The turning point in his story and his life is when he meets an angel. And when that angel of glory tells him: Don’t be afraid. God is with you. Trust, believe, and love.

 

Joseph and his humanity, his vulnerability, his fear, and his need for certainty and answers, - speak to us as we know that man. Joseph is the man in the mirror, as Michael Jackson sang, who is asking us to change our ways….” If you want to make this world a better place, look at yourself and change….”

 

As theologian Debbie Thomas writes:

“In other words, God’s messy plan of salvation requires Joseph; a quiet, cautious, status-quo kind of guy, to choose precisely what he fears and dreads the most. The fraught, the complicated, the suspicious, and the inexplicable. So, much for living a well-ordered life. “

And then she writes: “Joseph’s story gives me hope. I can’t relate to a person who leads headlong into obedience. I can relate, however, to a person who struggles, a person shoe accepts God will be cautious and ambivalent. I’m grateful that Joseph’s choice is a hard one. I’m glad he struggles because I struggle too.”

 

Poor Joseph. Poor us. Thrown into the messiness of life. But not left alone. So do not be afraid. God is with us. Emmanuel. God is with us in all the messiness, and unexpected challenges that this life is and always will be.

 

Matthew is all about the men. The history, the righteousness, and the law. But if we read the genealogy more closely, we do realize that all of Jesus’ ancestors are flawed and messed up.

Abraham, the proud patriarch, abandons his son Ishmael; Jacob the cheater humiliates his brother, father and father-in-law.
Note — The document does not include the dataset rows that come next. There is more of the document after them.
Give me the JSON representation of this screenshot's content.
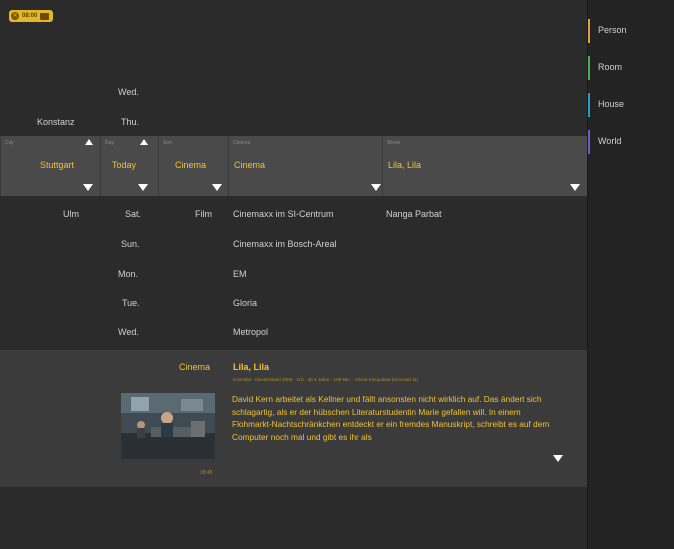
{
  "clock": {
    "time": "08:00"
  },
  "categories": [
    {
      "label": "Person",
      "color": "#e3a23a"
    },
    {
      "label": "Room",
      "color": "#4caf50"
    },
    {
      "label": "House",
      "color": "#2f9ac3"
    },
    {
      "label": "World",
      "color": "#6b5fc7"
    }
  ],
  "above": {
    "city": "Konstanz",
    "day_1": "Wed.",
    "day_2": "Thu."
  },
  "pickers": {
    "city": {
      "caption": "City",
      "value": "Stuttgart"
    },
    "day": {
      "caption": "Day",
      "value": "Today"
    },
    "type": {
      "caption": "Sort",
      "value": "Cinema"
    },
    "venue": {
      "caption": "Cinema",
      "value": "Cinema"
    },
    "title": {
      "caption": "Movie",
      "value": "Lila, Lila"
    }
  },
  "below": {
    "city": "Ulm",
    "days": [
      "Sat.",
      "Sun.",
      "Mon.",
      "Tue.",
      "Wed."
    ],
    "type": "Film",
    "venues": [
      "Cinemaxx im SI-Centrum",
      "Cinemaxx im Bosch-Areal",
      "EM",
      "Gloria",
      "Metropol"
    ],
    "title": "Nanga Parbat"
  },
  "detail": {
    "category": "Cinema",
    "title": "Lila, Lila",
    "meta": "Komödie · Deutschland 2009 · 110 · ab 6 Jahre · 108 Min. · Gloria Kinopalast (Kinosaal 11)",
    "description": "David Kern arbeitet als Kellner und fällt ansonsten nicht wirklich auf. Das ändert sich schlagartig, als er der hübschen Literaturstudentin Marie gefallen will. In einem Flohmarkt-Nachtschränkchen entdeckt er ein fremdes Manuskript, schreibt es auf dem Computer noch mal und gibt es ihr als",
    "time": "18:45"
  }
}
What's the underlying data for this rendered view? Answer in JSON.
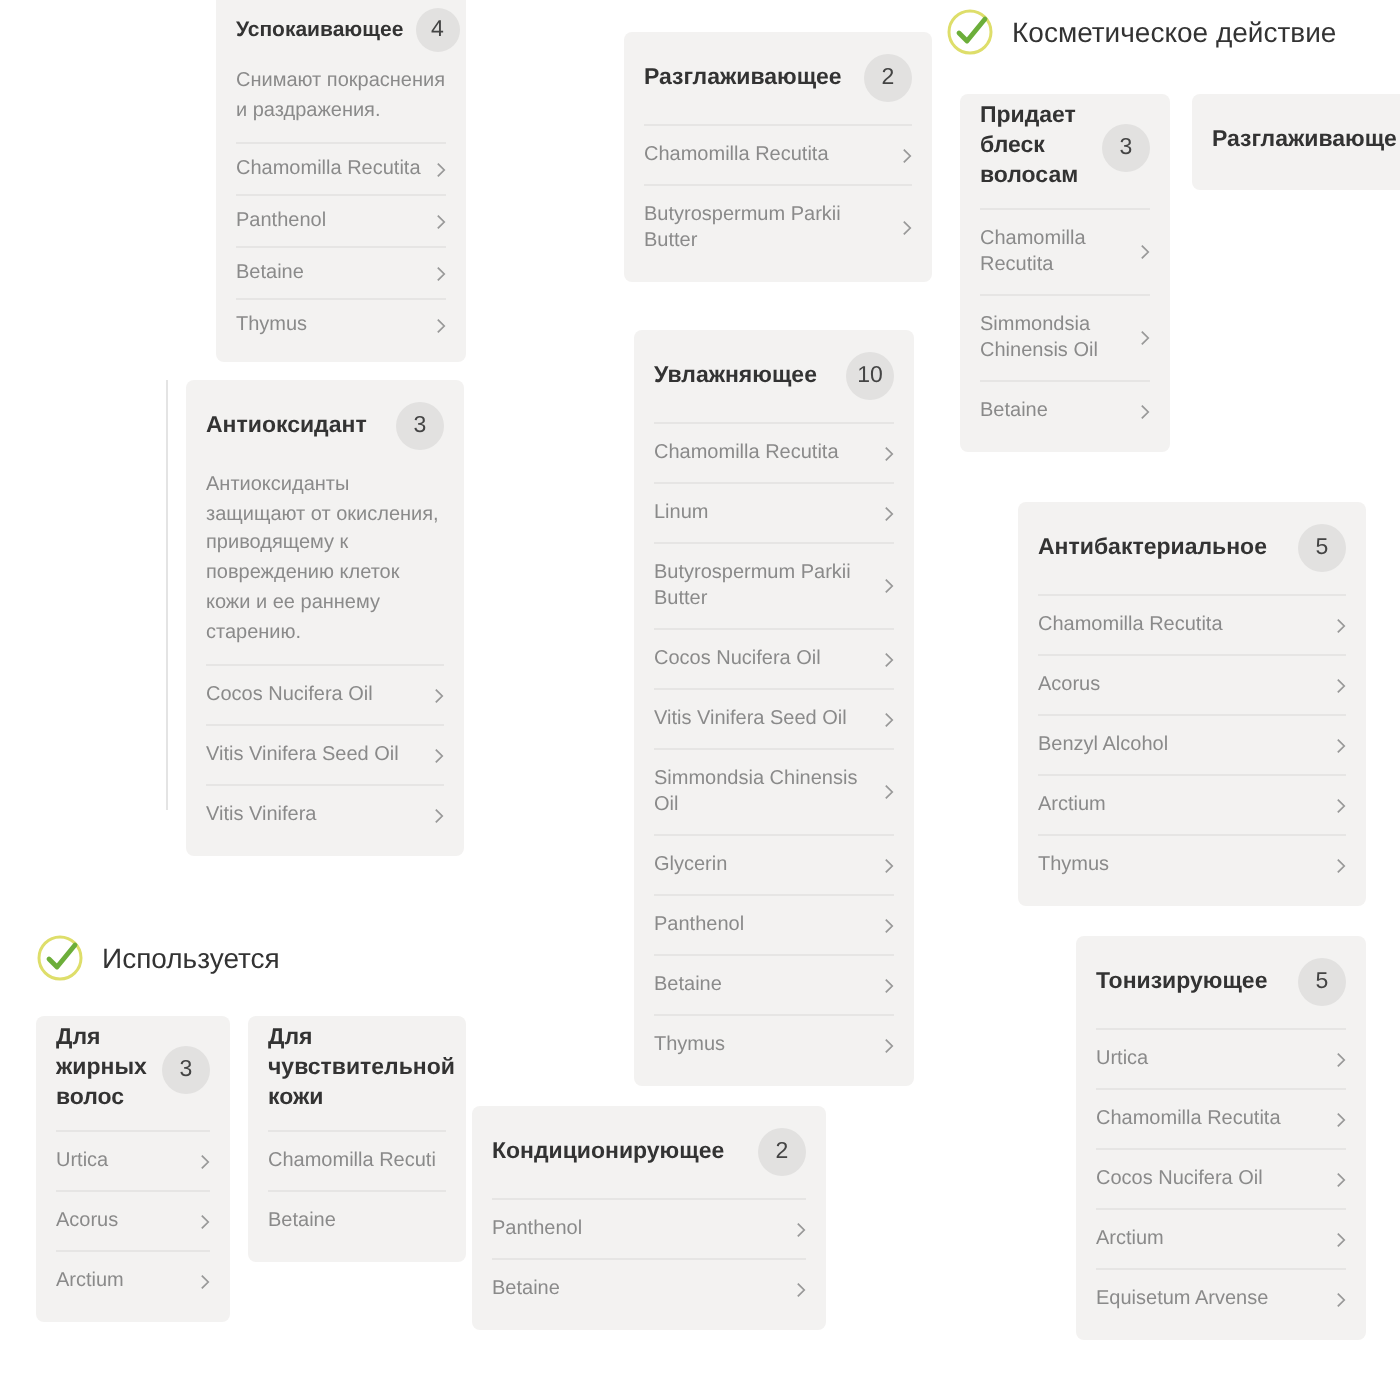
{
  "headings": [
    {
      "text": "Косметическое действие"
    },
    {
      "text": "Используется"
    }
  ],
  "cards": [
    {
      "title": "Успокаивающее",
      "count": "4",
      "description": "Снимают покраснения и раздражения.",
      "items": [
        "Chamomilla Recutita",
        "Panthenol",
        "Betaine",
        "Thymus"
      ]
    },
    {
      "title": "Антиоксидант",
      "count": "3",
      "description": "Антиоксиданты защищают от окисления, приводящему к повреждению клеток кожи и ее раннему старению.",
      "items": [
        "Cocos Nucifera Oil",
        "Vitis Vinifera Seed Oil",
        "Vitis Vinifera"
      ]
    },
    {
      "title": "Разглаживающее",
      "count": "2",
      "items": [
        "Chamomilla Recutita",
        "Butyrospermum Parkii Butter"
      ]
    },
    {
      "title": "Увлажняющее",
      "count": "10",
      "items": [
        "Chamomilla Recutita",
        "Linum",
        "Butyrospermum Parkii Butter",
        "Cocos Nucifera Oil",
        "Vitis Vinifera Seed Oil",
        "Simmondsia Chinensis Oil",
        "Glycerin",
        "Panthenol",
        "Betaine",
        "Thymus"
      ]
    },
    {
      "title": "Придает блеск волосам",
      "count": "3",
      "items": [
        "Chamomilla Recutita",
        "Simmondsia Chinensis Oil",
        "Betaine"
      ]
    },
    {
      "title": "Разглаживающе"
    },
    {
      "title": "Антибактериальное",
      "count": "5",
      "items": [
        "Chamomilla Recutita",
        "Acorus",
        "Benzyl Alcohol",
        "Arctium",
        "Thymus"
      ]
    },
    {
      "title": "Для жирных волос",
      "count": "3",
      "items": [
        "Urtica",
        "Acorus",
        "Arctium"
      ]
    },
    {
      "title": "Для чувствительной кожи",
      "items": [
        "Chamomilla Recuti",
        "Betaine"
      ]
    },
    {
      "title": "Кондиционирующее",
      "count": "2",
      "items": [
        "Panthenol",
        "Betaine"
      ]
    },
    {
      "title": "Тонизирующее",
      "count": "5",
      "items": [
        "Urtica",
        "Chamomilla Recutita",
        "Cocos Nucifera Oil",
        "Arctium",
        "Equisetum Arvense"
      ]
    }
  ]
}
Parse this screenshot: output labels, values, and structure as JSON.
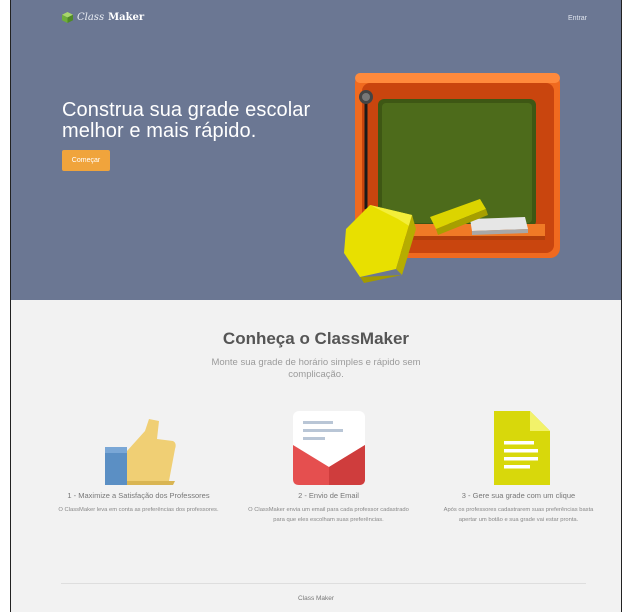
{
  "nav": {
    "brand_italic": "Class",
    "brand_bold": "Maker",
    "login_label": "Entrar"
  },
  "hero": {
    "title": "Construa sua grade escolar melhor e mais rápido.",
    "cta_label": "Começar"
  },
  "intro": {
    "title": "Conheça o ClassMaker",
    "subtitle": "Monte sua grade de horário simples e rápido sem complicação."
  },
  "features": [
    {
      "icon": "thumbs-up-icon",
      "title": "1 - Maximize a Satisfação dos Professores",
      "text": "O ClassMaker leva em conta as preferências dos professores."
    },
    {
      "icon": "envelope-icon",
      "title": "2 - Envio de Email",
      "text": "O ClassMaker envia um email para cada professor cadastrado para que eles escolham suas preferências."
    },
    {
      "icon": "document-icon",
      "title": "3 - Gere sua grade com um clique",
      "text": "Após os professores cadastrarem suas preferências basta apertar um botão e sua grade vai estar pronta."
    }
  ],
  "footer": {
    "text": "Class Maker"
  },
  "colors": {
    "hero_bg": "#6b7793",
    "accent": "#f0a43c",
    "page_bg": "#f2f2f2"
  }
}
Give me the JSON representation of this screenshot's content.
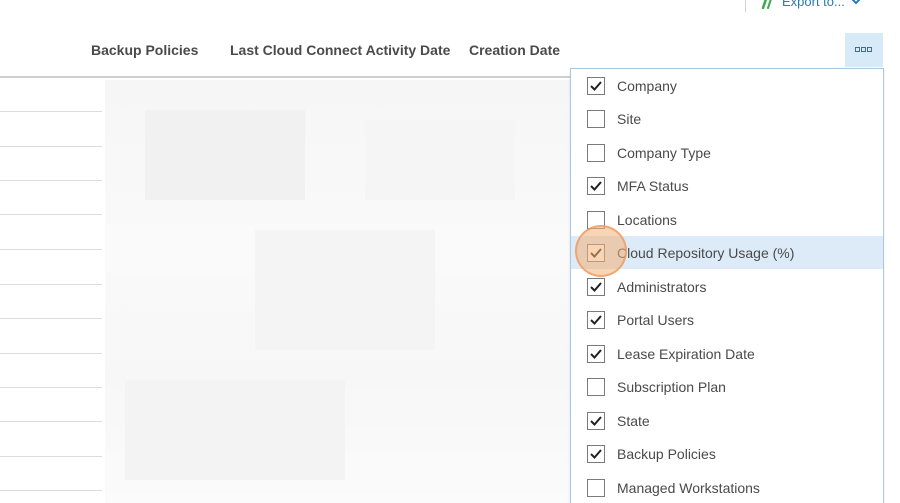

David sleeps with another man’s wife and then orders the husband to be killed.

So, Joseph is in the equal company by messed up, complicated, scandalous, imperfect men, and how they were chosen any way to show the way to restoration, healing, hope, and grace.

 

I am quite sure that Joseph also hid the words of the angel in his heart and pondered. I am quite sure that through his life, he returned to that dream, to that divine meeting, to that glowing angel and soothing words of Fear Not!

 

We should not be afraid. Of the mess. Of the unexpected, the unplanned, the scandalous, the complicated, and the shameful, for God is with us. Emmanuel. God is with us even when we think we are alone.

So do not be afraid. Do not be afraid of the mess. Embrace it. Live in it. Because in the mess is where God enters the world. In the mess of a small child in the darkest night, born by a young girl and cared for by a dreaming good man.

Let us celebrate Christmas and the birth of hope into our messy lives and times.